I am going to use a phrase that Psychology professor Laurie Santos continuously uses in Psych and the Good Life, one of my five courses this semester and the most enrolled course in Yale's history: "Imma pause to let this sink in."

This is sad. It might seem counterintuitive, but I want to address the stigma surrounding happiness. Some people have no issue following lifestyle blogs. I personally love them. Sierra and I created this lifestyle blog, because they tend to inspire us; we get fashion inspiration, food inspiration, life motivational-quote type inspiration etc. But then again, in full disclosure of being fully honest with you, we also created it because we thought if we made it dope, like really really dope, we could be famous. And sure there might be something hypocritical in wanting fame and happiness, but honestly sharing life's little quirks and "cheesy" pictures makes us quite happy. This might not work for some people and that is okay. But I also want to clarify that if this is what some people enjoy, or if this is something people are scared to enjoy because it's, quote, "cliché," let yourself enjoy the so-called "cheesy" things. There is absolutely nothing wrong with that.
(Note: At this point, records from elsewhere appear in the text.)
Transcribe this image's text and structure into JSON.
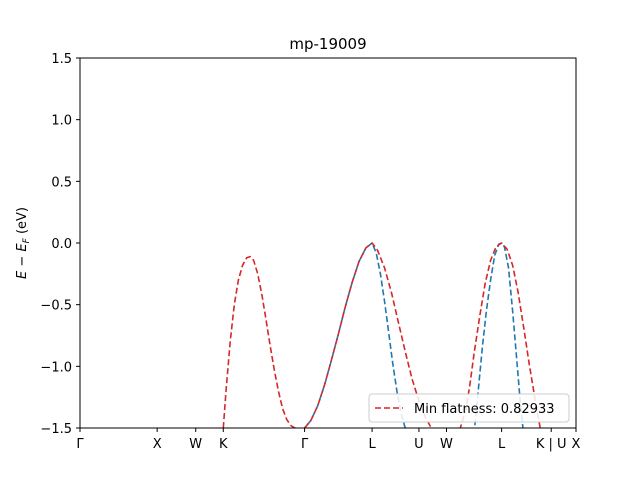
{
  "chart_data": {
    "type": "line",
    "title": "mp-19009",
    "ylabel": "E − E_F (eV)",
    "xlabel": "",
    "ylim": [
      -1.5,
      1.5
    ],
    "xlim": [
      0,
      7.2
    ],
    "y_ticks": [
      -1.5,
      -1.0,
      -0.5,
      0.0,
      0.5,
      1.0,
      1.5
    ],
    "y_tick_labels": [
      "−1.5",
      "−1.0",
      "−0.5",
      "0.0",
      "0.5",
      "1.0",
      "1.5"
    ],
    "x_ticks": [
      {
        "label": "Γ",
        "x": 0.0
      },
      {
        "label": "X",
        "x": 1.12
      },
      {
        "label": "W",
        "x": 1.68
      },
      {
        "label": "K",
        "x": 2.08
      },
      {
        "label": "Γ",
        "x": 3.26
      },
      {
        "label": "L",
        "x": 4.24
      },
      {
        "label": "U",
        "x": 4.92
      },
      {
        "label": "W",
        "x": 5.32
      },
      {
        "label": "L",
        "x": 6.12
      },
      {
        "label": "K | U",
        "x": 6.84
      },
      {
        "label": "X",
        "x": 7.2
      }
    ],
    "grid": false,
    "legend": {
      "placement": "lower-right",
      "entries": [
        {
          "label": "Min flatness: 0.82933",
          "color": "#d62728",
          "style": "dashed"
        }
      ]
    },
    "series": [
      {
        "color": "#1f77b4",
        "style": "dashed",
        "x": [
          3.2,
          3.26,
          3.35,
          3.45,
          3.55,
          3.65,
          3.75,
          3.85,
          3.95,
          4.05,
          4.15,
          4.24,
          4.3,
          4.36,
          4.42,
          4.48,
          4.54,
          4.6,
          4.66,
          4.72,
          4.76
        ],
        "y": [
          -1.52,
          -1.5,
          -1.44,
          -1.32,
          -1.15,
          -0.95,
          -0.74,
          -0.52,
          -0.32,
          -0.15,
          -0.04,
          0.0,
          -0.08,
          -0.25,
          -0.47,
          -0.72,
          -0.98,
          -1.2,
          -1.38,
          -1.5,
          -1.55
        ]
      },
      {
        "color": "#1f77b4",
        "style": "dashed",
        "x": [
          5.72,
          5.78,
          5.84,
          5.9,
          5.96,
          6.02,
          6.08,
          6.12,
          6.16,
          6.22,
          6.28,
          6.34,
          6.4,
          6.44
        ],
        "y": [
          -1.55,
          -1.2,
          -0.85,
          -0.55,
          -0.3,
          -0.1,
          -0.01,
          0.0,
          -0.03,
          -0.2,
          -0.55,
          -0.95,
          -1.35,
          -1.55
        ]
      },
      {
        "name": "Min flatness: 0.82933",
        "color": "#d62728",
        "style": "dashed",
        "x": [
          2.08,
          2.12,
          2.18,
          2.24,
          2.3,
          2.36,
          2.42,
          2.47,
          2.52,
          2.58,
          2.64,
          2.7,
          2.76,
          2.82,
          2.88,
          2.94,
          3.0,
          3.06,
          3.12,
          3.18,
          3.24,
          3.26
        ],
        "y": [
          -1.5,
          -1.2,
          -0.8,
          -0.5,
          -0.3,
          -0.18,
          -0.12,
          -0.11,
          -0.14,
          -0.25,
          -0.42,
          -0.62,
          -0.83,
          -1.03,
          -1.2,
          -1.34,
          -1.43,
          -1.48,
          -1.5,
          -1.51,
          -1.51,
          -1.5
        ],
        "x2": [
          3.26,
          3.35,
          3.45,
          3.55,
          3.65,
          3.75,
          3.85,
          3.95,
          4.05,
          4.15,
          4.24,
          4.32,
          4.42,
          4.52,
          4.62,
          4.72,
          4.82,
          4.92,
          5.02,
          5.12,
          5.22,
          5.32,
          5.42,
          5.52,
          5.6,
          5.66,
          5.72,
          5.8,
          5.88,
          5.96,
          6.04,
          6.12,
          6.2,
          6.28,
          6.36,
          6.44,
          6.52,
          6.6,
          6.68
        ],
        "y2": [
          -1.5,
          -1.44,
          -1.32,
          -1.15,
          -0.95,
          -0.74,
          -0.52,
          -0.32,
          -0.15,
          -0.04,
          0.0,
          -0.06,
          -0.2,
          -0.4,
          -0.64,
          -0.88,
          -1.1,
          -1.28,
          -1.42,
          -1.52,
          -1.58,
          -1.6,
          -1.58,
          -1.5,
          -1.35,
          -1.15,
          -0.9,
          -0.6,
          -0.33,
          -0.14,
          -0.03,
          0.0,
          -0.05,
          -0.18,
          -0.4,
          -0.68,
          -0.98,
          -1.25,
          -1.5
        ]
      }
    ]
  }
}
So, this is why we are revamping the blog. I want you to know that in this next year, this "hunt" is about what makes EACH of us happy — because we are all different (that line was cliché but don't cringe at it, because it's a lovely line: imma pause to let this sink in).

What makes me happy may not make Sierra happy and vice versa. Happiness, or the pursuit of it, is part of our community, but it does not need to be uniform. This is a hunt because it is individual, and what we think may make us happy may not always be what genuinely brings us joy.  

This is about what makes your abs hurt from laughing, what takes your breath away (cheesy again, but c'mon, just enjoy the moment). It is an individual process. Sierra will post her moments. I will post mine. Personally, I am going to use this space to hold myself accountable to hunt for my individual happiness. Sierra the same. The hope is that once we get going this will be a space for not just for us, but a space where multiple writers can share their experiences to inspire people who are feeling a little lost in their hunt.

In the class I mentioned before, called Psychology and the Good Life, a lot of people are critical, and rightfully so. I don't think anyone should go into a course without a critical lens; nevertheless, I personally love that it is holding me accountable and making me think about the concept of happiness— something very relevant to the theme of this blog. And one of the most salient points I have taken away thus far is that happiness takes work, so with that I will end this post by saying: hate it, love it, join us, don't, but, regardless, start your hunt. Make them abs hurt.